Arm? Broken. Head? Broken open. What else? He wiggled his toes, tried to move his arm that he was lying on, no shocks of white pain there so he guessed it was alright. He thought about turning his head but decided against it as he was unsure about the state of his spine. Internal injuries? Not sure but he didn't feel any intense pain from his innards. He knew there would be scrapes from hitting the wall, cuts from the flying glass, bruises everywhere and probably a long, long time before he was okay again. If he lived at all.

And he reflected on the peculiarity of considering whether he would be alive at this time tomorrow or next week. It made him want to run up some more credit debt and that made him laugh in spite of his situation.

He realized that there was a siren somewhere around him, racing towards him with its siren wailing. And he breathed a sigh of relief thinking that he would be alright. But the ambulance raced by him, at high speed and with no intention of picking him up at all. He slumped, resigned to his fate.

He must have passed out because when he awoke there were two men sweatily working on him. They saw he was conscious and slowed down their efforts. He was on a gurney being rolled into the cavernous back end of the ambulance. They were speaking to him but the words made no sense. He was able to glance at his resting place from the accident, see the scary large pool of blood that had been seeping from him. The impact mark on the wall where his head had hit it. Later he would be told that people could see his hair stuck in the wall.

Later.

Later he would find himself physically well but unable to piece together the events. Like they had faded into some dream sequence.

But he knew he wasn't quite the same person as before.
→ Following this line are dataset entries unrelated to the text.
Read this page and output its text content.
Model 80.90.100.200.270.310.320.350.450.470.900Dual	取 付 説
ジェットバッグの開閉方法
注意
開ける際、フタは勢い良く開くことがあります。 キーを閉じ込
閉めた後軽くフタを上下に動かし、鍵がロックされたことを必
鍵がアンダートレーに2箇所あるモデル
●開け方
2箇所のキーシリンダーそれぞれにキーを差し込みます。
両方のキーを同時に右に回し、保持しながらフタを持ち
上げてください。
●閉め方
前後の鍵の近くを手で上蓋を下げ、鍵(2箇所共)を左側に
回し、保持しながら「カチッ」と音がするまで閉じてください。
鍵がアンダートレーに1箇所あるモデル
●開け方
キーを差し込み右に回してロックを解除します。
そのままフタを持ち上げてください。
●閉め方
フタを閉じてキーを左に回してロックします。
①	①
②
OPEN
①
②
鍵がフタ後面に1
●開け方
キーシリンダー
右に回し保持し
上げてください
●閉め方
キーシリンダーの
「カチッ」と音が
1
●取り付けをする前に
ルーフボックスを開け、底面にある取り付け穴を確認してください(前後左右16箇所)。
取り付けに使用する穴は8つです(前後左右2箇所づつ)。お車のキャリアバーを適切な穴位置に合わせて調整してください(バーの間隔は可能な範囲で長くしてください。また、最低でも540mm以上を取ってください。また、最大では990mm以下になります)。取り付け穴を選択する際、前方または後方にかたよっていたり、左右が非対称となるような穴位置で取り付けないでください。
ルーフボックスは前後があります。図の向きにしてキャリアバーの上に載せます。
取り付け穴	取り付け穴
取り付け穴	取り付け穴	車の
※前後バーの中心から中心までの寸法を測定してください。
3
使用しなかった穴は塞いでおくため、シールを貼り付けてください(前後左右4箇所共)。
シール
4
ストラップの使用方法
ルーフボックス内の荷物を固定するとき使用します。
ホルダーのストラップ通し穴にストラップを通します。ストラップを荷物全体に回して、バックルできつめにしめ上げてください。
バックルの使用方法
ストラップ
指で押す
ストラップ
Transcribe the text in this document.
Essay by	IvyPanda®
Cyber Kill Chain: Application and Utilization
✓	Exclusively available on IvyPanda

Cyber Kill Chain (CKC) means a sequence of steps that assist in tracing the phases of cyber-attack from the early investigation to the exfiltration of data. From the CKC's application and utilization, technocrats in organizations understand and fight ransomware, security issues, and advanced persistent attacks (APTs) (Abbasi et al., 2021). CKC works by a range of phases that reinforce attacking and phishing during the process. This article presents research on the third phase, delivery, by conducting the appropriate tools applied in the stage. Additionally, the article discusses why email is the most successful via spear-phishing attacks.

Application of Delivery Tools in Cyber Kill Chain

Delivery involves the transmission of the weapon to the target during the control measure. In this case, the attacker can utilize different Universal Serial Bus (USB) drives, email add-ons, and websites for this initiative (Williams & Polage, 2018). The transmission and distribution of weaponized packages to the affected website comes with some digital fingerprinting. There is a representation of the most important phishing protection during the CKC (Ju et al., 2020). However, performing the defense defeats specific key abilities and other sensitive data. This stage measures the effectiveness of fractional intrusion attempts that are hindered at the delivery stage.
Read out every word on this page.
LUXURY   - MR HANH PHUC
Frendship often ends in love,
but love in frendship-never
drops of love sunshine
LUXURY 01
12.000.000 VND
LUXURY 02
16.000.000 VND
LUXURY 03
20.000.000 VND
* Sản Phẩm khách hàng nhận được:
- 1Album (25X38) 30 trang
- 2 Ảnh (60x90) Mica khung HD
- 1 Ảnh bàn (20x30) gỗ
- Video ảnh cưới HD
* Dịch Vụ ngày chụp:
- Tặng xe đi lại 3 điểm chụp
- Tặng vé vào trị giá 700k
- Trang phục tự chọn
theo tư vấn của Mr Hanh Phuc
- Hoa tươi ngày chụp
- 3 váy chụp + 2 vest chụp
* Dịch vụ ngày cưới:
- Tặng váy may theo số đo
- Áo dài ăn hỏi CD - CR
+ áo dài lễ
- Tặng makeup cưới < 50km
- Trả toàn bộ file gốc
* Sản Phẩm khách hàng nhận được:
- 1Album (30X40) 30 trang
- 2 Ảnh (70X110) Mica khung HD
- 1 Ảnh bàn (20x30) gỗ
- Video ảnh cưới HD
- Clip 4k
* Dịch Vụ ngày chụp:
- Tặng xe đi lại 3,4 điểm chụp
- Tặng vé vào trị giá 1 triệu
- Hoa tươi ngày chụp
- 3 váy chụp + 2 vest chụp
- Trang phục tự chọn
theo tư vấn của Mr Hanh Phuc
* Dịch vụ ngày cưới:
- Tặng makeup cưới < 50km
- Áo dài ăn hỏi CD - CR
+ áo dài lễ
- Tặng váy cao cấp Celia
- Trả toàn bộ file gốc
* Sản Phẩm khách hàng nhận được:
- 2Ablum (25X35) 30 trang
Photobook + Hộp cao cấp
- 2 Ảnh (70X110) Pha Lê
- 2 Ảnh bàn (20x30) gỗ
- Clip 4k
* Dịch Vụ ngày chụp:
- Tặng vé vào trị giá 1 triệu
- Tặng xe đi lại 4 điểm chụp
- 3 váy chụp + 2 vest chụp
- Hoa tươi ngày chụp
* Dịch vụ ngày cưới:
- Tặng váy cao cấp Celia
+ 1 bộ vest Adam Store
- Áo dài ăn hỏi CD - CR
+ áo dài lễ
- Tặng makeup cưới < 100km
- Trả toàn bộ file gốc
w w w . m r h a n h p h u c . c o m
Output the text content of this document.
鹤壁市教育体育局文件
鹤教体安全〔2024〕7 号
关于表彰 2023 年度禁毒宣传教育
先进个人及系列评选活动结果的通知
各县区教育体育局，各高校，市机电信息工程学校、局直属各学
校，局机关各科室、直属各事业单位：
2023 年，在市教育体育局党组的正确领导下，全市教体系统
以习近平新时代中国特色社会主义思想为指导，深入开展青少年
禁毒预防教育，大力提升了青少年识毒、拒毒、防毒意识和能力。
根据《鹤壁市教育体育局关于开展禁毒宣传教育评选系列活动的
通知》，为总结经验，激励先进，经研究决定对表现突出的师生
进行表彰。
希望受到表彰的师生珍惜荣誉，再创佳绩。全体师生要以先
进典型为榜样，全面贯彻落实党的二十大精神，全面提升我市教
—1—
How could he be when he had laid there for those hours with his head opened to the air, his brain uncovered and his body wracked with the savage pain of hitting a wall at 25 miles an hour without any protective gear at all. Unless you can call sandals, shorts and a t-shirt protective gear.

He had changed. He'd become a different sort of person. He'd go out for drinks and wake up the next morning with a pile of stolen things next to him, from cars he'd broken into along the way home from the bar. He would black out for hours at a time and steal things. He would forget to eat for days at a time. He would open a beer moments after having opened another beer. He would alienate and push away his friends to make newer ones that didn't know about the accident and didn't care that he seemed to have lost his moral center.

He began to steal more openly, descending into the chaos of a shattered mind inside a fractured skull.

He didn't fade away, he just drifted off, further and further orbiting out into the new low life world he'd found and discovered fit in with his new persona better than the college students he'd hung out with previously. It was easier to sink than to climb and sink he did. Out of sight and into the murky depths of those folks who never have a job for more than a month at a time, live from hand to mouth and are always on the lookout for an easy score.

In his next life, he should wear the helmet.